An alternative approach
Should we develop a more strategic process for Board evaluation and how can we do it?
Let’s start with thinking about the purpose of the Board and the nature of a Company – somewhat existential, but bear with me. Quite simply, the Board exists, primarily, to look after the interests of the Company. Crucially, it’s important to think of the Company as an individual, rather than an organisation. This is a concept (supported in law) that helps to focus the mind and recognises that a Company has a single set of interests. Compare this to the other stakeholders who the Board also represents. Investors for example, the interests of whom may not always be the same as each other or even as the interests of the Company itself. In Sweden, this kind of thinking is front and centre of every Director’s mind, where before Board meetings, the Directors’ charter is read out, reminding all members of their purpose and obligations.

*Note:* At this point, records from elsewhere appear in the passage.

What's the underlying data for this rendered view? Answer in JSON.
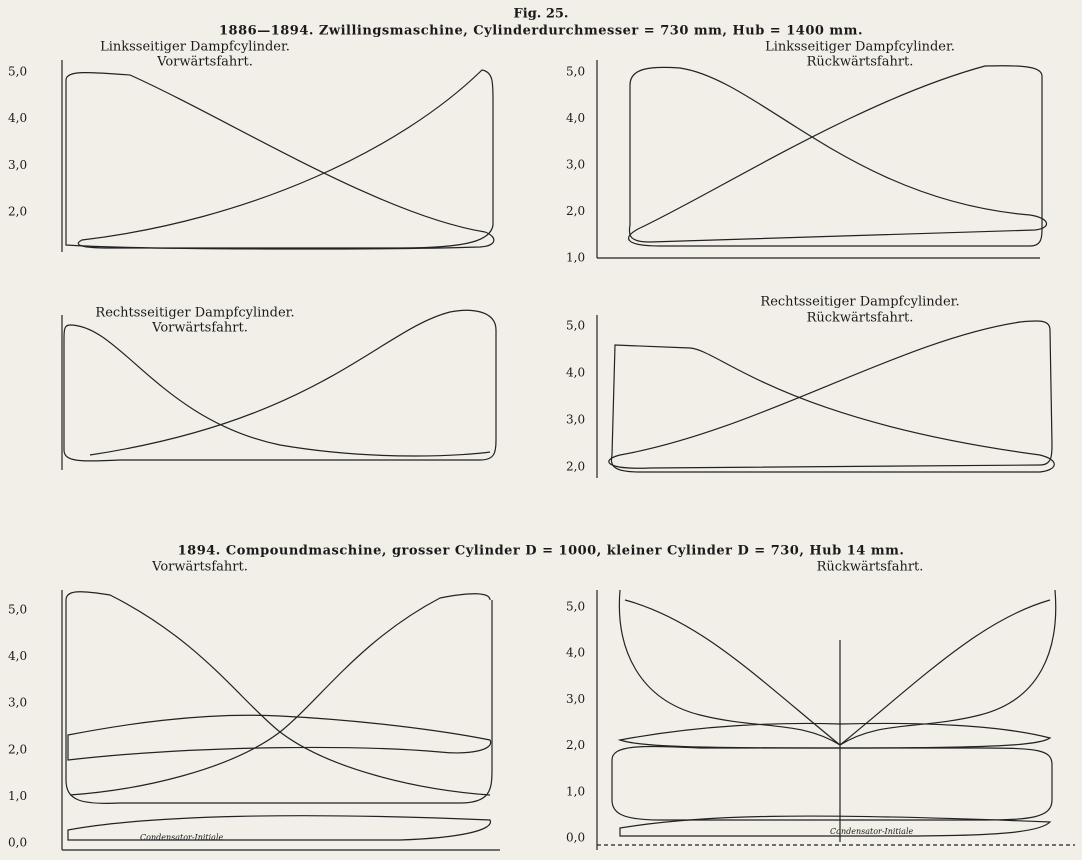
{
  "figure_label": "Fig. 25.",
  "sections": [
    {
      "title": "1886—1894. Zwillingsmaschine, Cylinderdurchmesser = 730 mm, Hub = 1400 mm."
    },
    {
      "title": "1894. Compoundmaschine, grosser Cylinder D = 1000, kleiner Cylinder D = 730, Hub 14 mm."
    }
  ],
  "panels": [
    {
      "title": "Linksseitiger Dampfcylinder.",
      "subtitle": "Vorwärtsfahrt.",
      "ticks": [
        "5,0",
        "4,0",
        "3,0",
        "2,0"
      ]
    },
    {
      "title": "Linksseitiger Dampfcylinder.",
      "subtitle": "Rückwärtsfahrt.",
      "ticks": [
        "5,0",
        "4,0",
        "3,0",
        "2,0",
        "1,0"
      ]
    },
    {
      "title": "Rechtsseitiger Dampfcylinder.",
      "subtitle": "Vorwärtsfahrt.",
      "ticks": []
    },
    {
      "title": "Rechtsseitiger Dampfcylinder.",
      "subtitle": "Rückwärtsfahrt.",
      "ticks": [
        "5,0",
        "4,0",
        "3,0",
        "2,0"
      ]
    },
    {
      "subtitle": "Vorwärtsfahrt.",
      "ticks": [
        "5,0",
        "4,0",
        "3,0",
        "2,0",
        "1,0",
        "0,0"
      ],
      "annotation": "Condensator-Initiale"
    },
    {
      "subtitle": "Rückwärtsfahrt.",
      "ticks": [
        "5,0",
        "4,0",
        "3,0",
        "2,0",
        "1,0",
        "0,0"
      ],
      "annotation": "Condensator-Initiale"
    }
  ]
}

In recognising the Board’s obligations to the Company, it becomes more straightforward to evaluate the performance of the members of the Board. Now, Boards are very good at evaluating the performance of executives but they are less good at reflecting on their own performance, and indeed seem to have little incentive to turn the mirror on themselves. Much better then would be for the Company and its investors to have a formal process to evaluate the performance of individual Board members at regular intervals, for example every 3 years on a public company Board. From a strategic view point, this would also enable succession planning to be aligned with the changing needs of the Company. We all know, for example, that a biotech company founder is often not the right person to be CEO five years later, and similarly, this kind of thinking must apply to non-execs too.

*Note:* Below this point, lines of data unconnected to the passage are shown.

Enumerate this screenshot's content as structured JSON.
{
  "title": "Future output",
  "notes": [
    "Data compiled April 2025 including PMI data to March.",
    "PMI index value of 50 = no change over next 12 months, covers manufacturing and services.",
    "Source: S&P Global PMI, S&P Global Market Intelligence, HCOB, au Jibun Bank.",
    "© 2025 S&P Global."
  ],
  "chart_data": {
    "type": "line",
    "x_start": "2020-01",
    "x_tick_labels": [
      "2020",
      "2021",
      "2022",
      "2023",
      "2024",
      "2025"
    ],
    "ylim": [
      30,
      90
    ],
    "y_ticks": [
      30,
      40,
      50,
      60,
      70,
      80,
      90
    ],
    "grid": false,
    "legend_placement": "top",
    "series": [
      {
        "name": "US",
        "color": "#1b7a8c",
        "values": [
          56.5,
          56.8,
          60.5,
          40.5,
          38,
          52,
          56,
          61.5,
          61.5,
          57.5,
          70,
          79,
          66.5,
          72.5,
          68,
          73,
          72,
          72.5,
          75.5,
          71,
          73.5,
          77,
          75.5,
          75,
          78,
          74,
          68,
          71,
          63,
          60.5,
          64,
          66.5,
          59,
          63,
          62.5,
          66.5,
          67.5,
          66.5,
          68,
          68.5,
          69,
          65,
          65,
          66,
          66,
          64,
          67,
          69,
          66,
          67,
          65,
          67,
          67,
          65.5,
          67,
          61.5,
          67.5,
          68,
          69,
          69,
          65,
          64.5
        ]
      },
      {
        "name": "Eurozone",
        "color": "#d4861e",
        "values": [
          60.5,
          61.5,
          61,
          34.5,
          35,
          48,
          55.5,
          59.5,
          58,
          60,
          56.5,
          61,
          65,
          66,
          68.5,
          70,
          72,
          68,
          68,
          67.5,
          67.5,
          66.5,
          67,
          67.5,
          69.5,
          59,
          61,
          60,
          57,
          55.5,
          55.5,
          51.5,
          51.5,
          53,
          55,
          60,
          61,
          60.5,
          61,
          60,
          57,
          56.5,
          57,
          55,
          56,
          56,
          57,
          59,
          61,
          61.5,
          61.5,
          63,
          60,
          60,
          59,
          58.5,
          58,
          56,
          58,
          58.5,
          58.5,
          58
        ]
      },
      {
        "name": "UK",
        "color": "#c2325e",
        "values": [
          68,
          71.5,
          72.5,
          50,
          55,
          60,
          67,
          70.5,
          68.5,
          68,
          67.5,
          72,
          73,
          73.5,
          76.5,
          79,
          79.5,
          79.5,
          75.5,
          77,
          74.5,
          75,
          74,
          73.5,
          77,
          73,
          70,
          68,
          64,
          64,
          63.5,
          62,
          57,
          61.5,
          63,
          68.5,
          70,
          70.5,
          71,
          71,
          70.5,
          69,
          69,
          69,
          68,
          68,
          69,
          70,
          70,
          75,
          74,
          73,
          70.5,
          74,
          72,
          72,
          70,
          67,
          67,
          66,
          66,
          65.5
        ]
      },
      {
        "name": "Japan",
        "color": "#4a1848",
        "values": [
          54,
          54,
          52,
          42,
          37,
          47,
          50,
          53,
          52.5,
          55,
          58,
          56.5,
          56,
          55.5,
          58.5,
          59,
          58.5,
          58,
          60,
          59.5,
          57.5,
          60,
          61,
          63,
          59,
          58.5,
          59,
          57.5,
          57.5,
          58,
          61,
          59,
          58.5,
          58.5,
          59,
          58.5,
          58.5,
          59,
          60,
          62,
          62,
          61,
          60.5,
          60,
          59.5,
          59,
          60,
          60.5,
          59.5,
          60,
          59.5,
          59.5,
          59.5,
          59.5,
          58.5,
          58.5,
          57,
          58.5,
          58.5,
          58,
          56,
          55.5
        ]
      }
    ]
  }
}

How do you assess value in a Board?
CEOs and other executives are measured by direct markers, but its more difficult for non-execs to be assessed in the same way, especially as Board meetings can be infrequent and interactions with individual Board members relatively short. Clearly, it will be important to put the right measures of success in place but there are options to consider, including share price in the case of public company Boards and exit values for private companies. All of the execs and Chairs at the meeting were supportive of this and thought it important to take the discussion forward.
There was complete agreement in the room that reviewing Boards, asking if the Board is right for the time and fit for purpose, or whether its time to change, are vital questions. There was also a lot of interest in different rules comparing UK – Europe – USA as well and generally in how Boards differ internationally.
This felt like the beginning of an important discussion and we’ll be working with the BIA to take the debate forward.